Ansprache beim 5. Heilbronner Schwabenstreich

Ansprache beim 5. Heilbronner Schwabenstreich am Mittwoch, 15.09.2010

Gottfried May-Stürmer, BUND RV Heilbronn-Franken

Liebe MitstreiterInnen,

zum 5. Mal treffen wir uns heute beim Heilbronner Schwabenstreich gegen Stuttgart 21 und wieder sind viele neue Gesichter dabei.

Was ist neu heute?

Laut Heilbronner Stimme haben OB Himmelsbach, die Landräte Piepenburg und Jahn und einige Abgeordnete von CDU und FDP einen „Heilbronner Appell“ verfasst, in dem behauptet wird, für die Region Heilbronn-Franken gebe es kaum ein wichtigeres Projekt als Stuttgart 21.
Wollen die Unterzeichner alle schnell nach Bratislava?

Im Ernst, was braucht denn die Region Heilbronn-Franken wirklich?
Wir brauchen eine schnelle Bahnverbindung in den Norden und Osten Deutschlands.
Jedes Mal , wenn ich nach Hannover, Hamburg oder Berlin fahre, sitze ich zuerst fast zwei Stunden im Schraddelzug nach Würzburg, muss zittern, ob ich dort den Anschluss rechtzeitig bekomme, und ob ich bei dem alten Silberling die Tür aufbekomme. Auf der Rückfahrt dasselbe Spiel. Wir brauchen endlich den Ausbau der Frankenbahn für eine vernünftige Anbindung an den Schienenfernverkehr nach Norden!
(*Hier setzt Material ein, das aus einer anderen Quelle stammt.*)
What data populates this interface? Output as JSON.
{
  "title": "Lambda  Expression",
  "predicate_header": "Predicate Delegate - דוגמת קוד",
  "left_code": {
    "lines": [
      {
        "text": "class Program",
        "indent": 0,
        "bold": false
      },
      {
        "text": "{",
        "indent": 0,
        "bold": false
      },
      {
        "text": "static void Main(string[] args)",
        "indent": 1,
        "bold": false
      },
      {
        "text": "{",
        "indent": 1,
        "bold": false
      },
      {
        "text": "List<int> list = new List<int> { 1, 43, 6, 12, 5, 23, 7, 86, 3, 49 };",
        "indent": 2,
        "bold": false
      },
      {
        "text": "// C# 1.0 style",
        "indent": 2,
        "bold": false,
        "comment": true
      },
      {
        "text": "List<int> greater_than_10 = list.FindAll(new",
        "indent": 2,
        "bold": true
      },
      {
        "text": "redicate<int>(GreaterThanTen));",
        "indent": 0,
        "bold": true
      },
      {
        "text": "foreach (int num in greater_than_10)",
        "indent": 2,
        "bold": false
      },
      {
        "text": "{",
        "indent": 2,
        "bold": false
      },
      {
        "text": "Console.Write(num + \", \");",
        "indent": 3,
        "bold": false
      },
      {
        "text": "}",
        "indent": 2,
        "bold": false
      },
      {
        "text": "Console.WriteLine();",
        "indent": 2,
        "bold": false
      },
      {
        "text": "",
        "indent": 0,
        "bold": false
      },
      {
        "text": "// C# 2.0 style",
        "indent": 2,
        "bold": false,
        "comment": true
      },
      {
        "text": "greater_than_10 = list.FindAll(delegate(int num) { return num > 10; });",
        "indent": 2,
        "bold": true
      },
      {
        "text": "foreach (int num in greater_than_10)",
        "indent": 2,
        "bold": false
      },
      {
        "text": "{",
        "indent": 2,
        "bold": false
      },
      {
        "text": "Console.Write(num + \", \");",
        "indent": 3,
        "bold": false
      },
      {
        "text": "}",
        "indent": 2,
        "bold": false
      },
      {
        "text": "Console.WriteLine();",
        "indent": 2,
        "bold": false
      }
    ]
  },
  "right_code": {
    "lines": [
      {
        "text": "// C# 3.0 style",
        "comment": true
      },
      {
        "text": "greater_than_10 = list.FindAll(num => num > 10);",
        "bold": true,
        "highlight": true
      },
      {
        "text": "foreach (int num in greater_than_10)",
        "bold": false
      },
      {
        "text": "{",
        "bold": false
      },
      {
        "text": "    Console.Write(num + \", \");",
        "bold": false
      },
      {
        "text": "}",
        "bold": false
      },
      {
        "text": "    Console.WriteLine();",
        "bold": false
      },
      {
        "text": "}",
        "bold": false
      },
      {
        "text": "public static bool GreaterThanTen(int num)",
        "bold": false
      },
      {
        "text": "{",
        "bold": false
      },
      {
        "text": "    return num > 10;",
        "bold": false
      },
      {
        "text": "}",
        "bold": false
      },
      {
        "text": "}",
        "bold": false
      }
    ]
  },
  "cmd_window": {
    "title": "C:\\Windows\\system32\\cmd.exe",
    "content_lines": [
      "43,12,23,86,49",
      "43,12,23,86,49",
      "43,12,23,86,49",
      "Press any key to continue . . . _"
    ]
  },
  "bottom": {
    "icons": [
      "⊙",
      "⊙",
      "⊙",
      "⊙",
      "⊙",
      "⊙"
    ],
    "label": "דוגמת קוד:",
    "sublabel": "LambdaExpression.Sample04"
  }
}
Wir brauchen außerdem bessere Verbindungen innerhalb der Region nach Schwäbisch Hall und Crailsheim. Die Lücke zwischen Öhringen und Schwäbisch Hall muss elektrifiziert werden. Und Künzelsau, die einzige Kreisstadt im Land ohne Schienenanschluss, braucht endlich wieder einen Bahnananschluss.
Wir brauchen auch im Landkreis Heilbronn einen besseren ÖPNV, vor allem den Südast der Stadtbahn ins Zabergäu. Die Trasse ist (noch!) vorhanden, der Kreistag hat diese Verbindung grundsätzlich beschlossen. Durch eine Büropanne wissen wir, wo dieser Vorgang im zuständigen Stuttgarter Ministerium abgelegt ist: Unter „Sonstiger Müll“.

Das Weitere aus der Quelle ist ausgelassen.